Saat ini, batu bara masih menjadi tulang punggung ekonomi nasional. Sektor ini menyumbang sekitar 3,6 persen terhadap PDB nasional, serta mendominasi ekonomi daerah, seperti 40 persen di Kalimantan Timur, 25 persen di Sumatra Selatan, dan 15 persen di Kalimantan Selatan. Namun, laporan ESI menunjukkan kontribusi tersebut bisa menyusut seiring perubahan global dan domestik.
Dari hasil analisis SWOT terhadap 12 perusahaan batu bara besar, ESI menemukan sejumlah kekuatan yang dapat dimanfaatkan untuk transisi. Sebagian besar tambang merupakan aset yang sudah matang, dengan biaya investasi rendah dan neraca keuangan yang kuat. Rata-rata rasio utang terhadap ekuitas berada pada level 21 persen atau jauh lebih rendah dari rata-rata global sebesar 101 persen.
Putra Adhiguna, salah satu penulis laporan ESI, menyebut kombinasi faktor seperti kepercayaan pasar, stabilitas permintaan jangka menengah, dan profitabilitas tinggi menempatkan Indonesia dalam posisi strategis untuk memulai transisi. “Untuk itu, kami mendorong perusahaan tambang Indonesia untuk meninggalkan sikap wait-and-see,” katanya.
Meski demikian, terdapat risiko struktural yang signifikan. Ekspor batu bara Indonesia masih sangat bergantung pada Cina dan India, yang menyerap 63 persen ekspor pada 2023. Selain itu, sebagian besar keuntungan hanya terpusat pada 28 perusahaan besar, dengan ketergantungan produksi pada segelintir tambang utama.
Regulasi pemerintah seperti kewajiban pasar domestik (DMO), retensi devisa (DHE), dan skema royalti yang lebih tinggi juga dapat menggerus insentif perusahaan untuk beralih ke bisnis berkelanjutan.
“Menemukan insentif bagi sektor ini untuk beralih ke bisnis yang lebih berkelanjutan sangat penting agar perusahaan-perusahaan ini tetap dapat berkontribusi bagi masa depan ekonomi Indonesia dan daerah-daerah penghasil batu bara,” ujar Putra.
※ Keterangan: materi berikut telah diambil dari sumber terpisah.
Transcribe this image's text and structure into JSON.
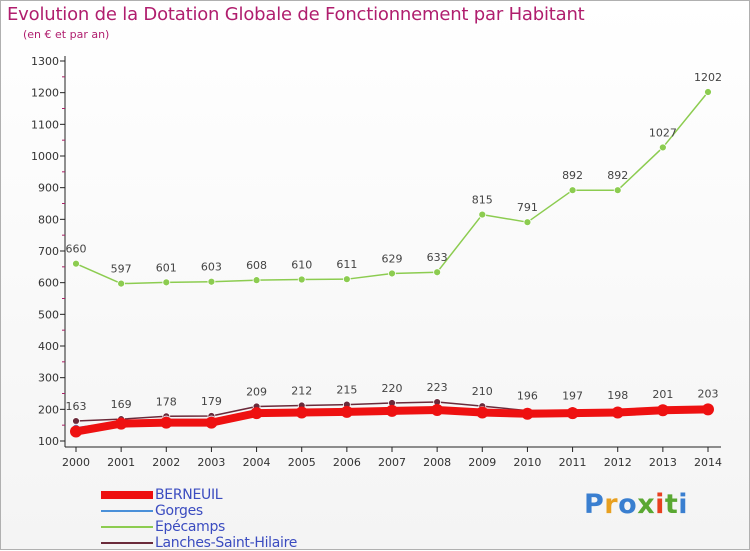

Hingga kini, baru sedikit perusahaan yang mengumumkan langkah parsial untuk mengurangi emisi, menjajaki energi terbarukan, atau berekspansi ke sektor lain. Sebagian besar inisiatif masih dalam tahap awal dan belum menunjukkan perubahan berarti.
“Perusahaan yang menunda perubahan demi mengejar keuntungan jangka pendek, atau hanya menunggu cadangan habis, justru akan membatasi fleksibilitasnya dan meningkatkan risiko jangka panjang,” kata Ilango.
Ia menegaskan lanskap energi global telah berubah. “Di Cina, importir batu bara terbesar dari Indonesia, lebih dari tiga perempat pertumbuhan permintaan listriknya dipenuhi oleh energi bersih. Ini menunjukkan arah yang tidak bisa lagi diabaikan oleh Indonesia dan harus segera direspons dengan strategis,” katanya.